Gardai say the gang is keeping this "low value-high volume" operating method because if caught there is almost no chance of receiving a custodial sentence.
The gang struck the Topaz service station at Racecourse Road in Roscommon in the early hours of March 25, disabling the alarm system and breaking in through a back door. Gardai later recovered a stolen builder's trailer with the ladder used to get access to the alarm along with a quantity of cigarettes the gang had apparently forgotten.
The same gang, using the same techniques, hit Cullen's filling station in Lanesboro, Co Longford, the following night. They escaped with a quantity of cash and cigarettes. Again the same gang is believed to have stolen cigarettes from three filling stations in Sligo last November on one night. They also forced their way into the parochial house at Gurteen, pushed past Fr John Doherty and ransacked the house looking for cash. The night before they raided two shops in north Sligo, again disabling alarms.
Gardai say they had "sophisticated equipment" for disabling the alarms. The gang has received advice from someone with technical competence and are using an electronic signal-blocker.
First they block the signal from the alarm to the monitoring station, then they break the case on the outside of the building which contains the noise alarm, then they break in. Recently, they have taken to filling the casing of the outside alarm with foam void filler as simply breaking it with a hammer sometimes doesn't work.
An electronic signal blocker was found on top of the Centra shopping centre in Portarlington, Co Laois, in February after the gang was apparently disturbed and abandoned it.
When it was found the next day gardai called the Army's bomb squad fearing it was some kind of bomb. The signal blockers are available on the internet for prices from $200-$500 (€150-€370).
The gang is highly organised with one section used to steal cars, often breaking into homes in rural areas, grabbing keys and escaping. They target owners of new or high-speed cars, which are then stored for use in robberies of commercial targets.
Gardai say the gang actively avoids targeting potentially high-end business targets to avoid the risk of imprisonment if caught.
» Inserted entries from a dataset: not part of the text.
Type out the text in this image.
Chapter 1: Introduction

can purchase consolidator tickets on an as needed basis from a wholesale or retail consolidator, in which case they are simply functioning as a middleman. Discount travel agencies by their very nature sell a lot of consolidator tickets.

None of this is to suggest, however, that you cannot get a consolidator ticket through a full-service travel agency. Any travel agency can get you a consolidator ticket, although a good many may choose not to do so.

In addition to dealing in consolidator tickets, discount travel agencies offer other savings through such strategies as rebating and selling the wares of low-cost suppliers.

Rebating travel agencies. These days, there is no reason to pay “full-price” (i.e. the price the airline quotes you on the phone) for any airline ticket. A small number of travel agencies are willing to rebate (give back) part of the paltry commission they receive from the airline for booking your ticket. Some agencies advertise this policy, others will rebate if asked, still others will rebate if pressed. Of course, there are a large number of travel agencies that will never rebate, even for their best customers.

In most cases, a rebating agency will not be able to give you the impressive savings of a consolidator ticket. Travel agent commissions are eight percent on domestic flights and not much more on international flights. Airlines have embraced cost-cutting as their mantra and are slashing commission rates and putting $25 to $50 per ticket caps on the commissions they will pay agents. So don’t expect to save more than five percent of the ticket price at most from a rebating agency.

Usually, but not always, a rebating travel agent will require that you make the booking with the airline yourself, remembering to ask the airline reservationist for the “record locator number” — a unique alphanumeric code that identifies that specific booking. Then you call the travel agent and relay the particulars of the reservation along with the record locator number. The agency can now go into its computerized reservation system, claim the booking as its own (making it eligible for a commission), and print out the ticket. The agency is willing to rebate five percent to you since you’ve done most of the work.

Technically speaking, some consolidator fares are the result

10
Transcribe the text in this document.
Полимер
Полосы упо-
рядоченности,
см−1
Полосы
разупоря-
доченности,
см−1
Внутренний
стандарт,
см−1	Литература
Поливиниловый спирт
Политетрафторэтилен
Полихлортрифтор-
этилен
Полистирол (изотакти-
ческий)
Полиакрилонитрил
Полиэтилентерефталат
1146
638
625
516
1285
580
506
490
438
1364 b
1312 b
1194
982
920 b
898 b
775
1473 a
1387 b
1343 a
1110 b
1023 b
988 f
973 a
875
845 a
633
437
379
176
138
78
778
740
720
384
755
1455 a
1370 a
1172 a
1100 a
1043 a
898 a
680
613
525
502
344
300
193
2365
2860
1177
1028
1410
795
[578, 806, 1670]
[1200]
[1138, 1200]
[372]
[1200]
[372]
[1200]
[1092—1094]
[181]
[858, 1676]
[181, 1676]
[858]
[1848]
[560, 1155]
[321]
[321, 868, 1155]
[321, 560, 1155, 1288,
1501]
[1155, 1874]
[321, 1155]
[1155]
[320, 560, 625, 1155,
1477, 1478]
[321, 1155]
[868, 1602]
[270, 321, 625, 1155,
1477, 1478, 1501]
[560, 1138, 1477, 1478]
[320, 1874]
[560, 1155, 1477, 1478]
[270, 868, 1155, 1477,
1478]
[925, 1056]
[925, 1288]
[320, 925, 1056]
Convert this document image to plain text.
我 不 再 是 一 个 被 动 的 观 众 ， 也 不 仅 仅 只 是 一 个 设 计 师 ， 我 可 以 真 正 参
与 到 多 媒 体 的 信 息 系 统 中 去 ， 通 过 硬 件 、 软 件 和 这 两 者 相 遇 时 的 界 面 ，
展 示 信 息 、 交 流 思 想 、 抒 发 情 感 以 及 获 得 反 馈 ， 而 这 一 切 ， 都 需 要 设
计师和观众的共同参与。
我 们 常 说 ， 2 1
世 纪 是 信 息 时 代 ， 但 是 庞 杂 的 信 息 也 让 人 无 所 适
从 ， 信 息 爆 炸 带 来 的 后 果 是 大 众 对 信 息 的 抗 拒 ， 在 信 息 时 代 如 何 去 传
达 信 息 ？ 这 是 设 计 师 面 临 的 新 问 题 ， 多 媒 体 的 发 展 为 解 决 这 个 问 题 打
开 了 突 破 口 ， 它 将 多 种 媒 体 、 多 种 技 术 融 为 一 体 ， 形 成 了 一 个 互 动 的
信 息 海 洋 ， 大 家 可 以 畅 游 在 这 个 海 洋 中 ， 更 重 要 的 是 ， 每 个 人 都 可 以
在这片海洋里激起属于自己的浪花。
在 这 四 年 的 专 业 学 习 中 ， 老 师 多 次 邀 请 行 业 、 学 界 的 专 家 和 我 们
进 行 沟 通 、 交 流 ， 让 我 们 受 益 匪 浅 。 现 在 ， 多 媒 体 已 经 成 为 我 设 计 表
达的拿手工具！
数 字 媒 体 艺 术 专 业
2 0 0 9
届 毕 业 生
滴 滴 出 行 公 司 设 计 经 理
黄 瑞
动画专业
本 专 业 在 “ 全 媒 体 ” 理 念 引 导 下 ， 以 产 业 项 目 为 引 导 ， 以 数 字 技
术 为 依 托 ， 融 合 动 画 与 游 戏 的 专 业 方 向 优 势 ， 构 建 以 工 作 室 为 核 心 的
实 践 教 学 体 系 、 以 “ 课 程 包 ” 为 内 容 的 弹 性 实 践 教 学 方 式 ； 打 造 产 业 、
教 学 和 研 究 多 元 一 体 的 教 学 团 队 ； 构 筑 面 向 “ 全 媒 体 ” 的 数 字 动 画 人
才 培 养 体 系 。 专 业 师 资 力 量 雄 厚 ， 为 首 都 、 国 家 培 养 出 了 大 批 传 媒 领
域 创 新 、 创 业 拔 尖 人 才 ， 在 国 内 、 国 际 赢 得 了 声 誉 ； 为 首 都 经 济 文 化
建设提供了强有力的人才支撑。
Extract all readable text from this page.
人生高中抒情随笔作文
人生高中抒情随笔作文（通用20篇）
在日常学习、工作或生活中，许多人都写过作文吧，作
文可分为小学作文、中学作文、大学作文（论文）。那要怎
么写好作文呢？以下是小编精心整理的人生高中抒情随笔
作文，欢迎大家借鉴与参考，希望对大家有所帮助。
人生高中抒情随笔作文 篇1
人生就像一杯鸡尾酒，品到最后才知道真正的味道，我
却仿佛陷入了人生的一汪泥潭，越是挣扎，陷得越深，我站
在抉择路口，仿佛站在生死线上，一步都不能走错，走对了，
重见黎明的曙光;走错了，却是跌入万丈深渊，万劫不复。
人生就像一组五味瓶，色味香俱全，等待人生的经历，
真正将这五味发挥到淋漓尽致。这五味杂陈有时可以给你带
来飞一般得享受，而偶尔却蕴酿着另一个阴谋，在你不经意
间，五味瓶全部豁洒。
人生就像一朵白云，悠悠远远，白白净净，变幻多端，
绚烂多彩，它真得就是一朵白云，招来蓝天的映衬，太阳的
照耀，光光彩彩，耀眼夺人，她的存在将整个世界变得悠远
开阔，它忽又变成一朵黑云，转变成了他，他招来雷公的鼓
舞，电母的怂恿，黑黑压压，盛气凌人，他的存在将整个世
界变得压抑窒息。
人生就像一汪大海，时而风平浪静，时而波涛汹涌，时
The typical haul is usually under €10,000.
Members are well aware that they are unlikely to receive a custodial sentence for such amounts, claiming in defence that it is a first offence and that they are unemployed and poor.
Gardai also say that members of the Travelling community who receive custodial sentences tend to be treated leniently, being sent to Castlerea semi-open prison in Co Mayo and then transferred to Loughan House open prison in Co Cavan, from which they often abscond.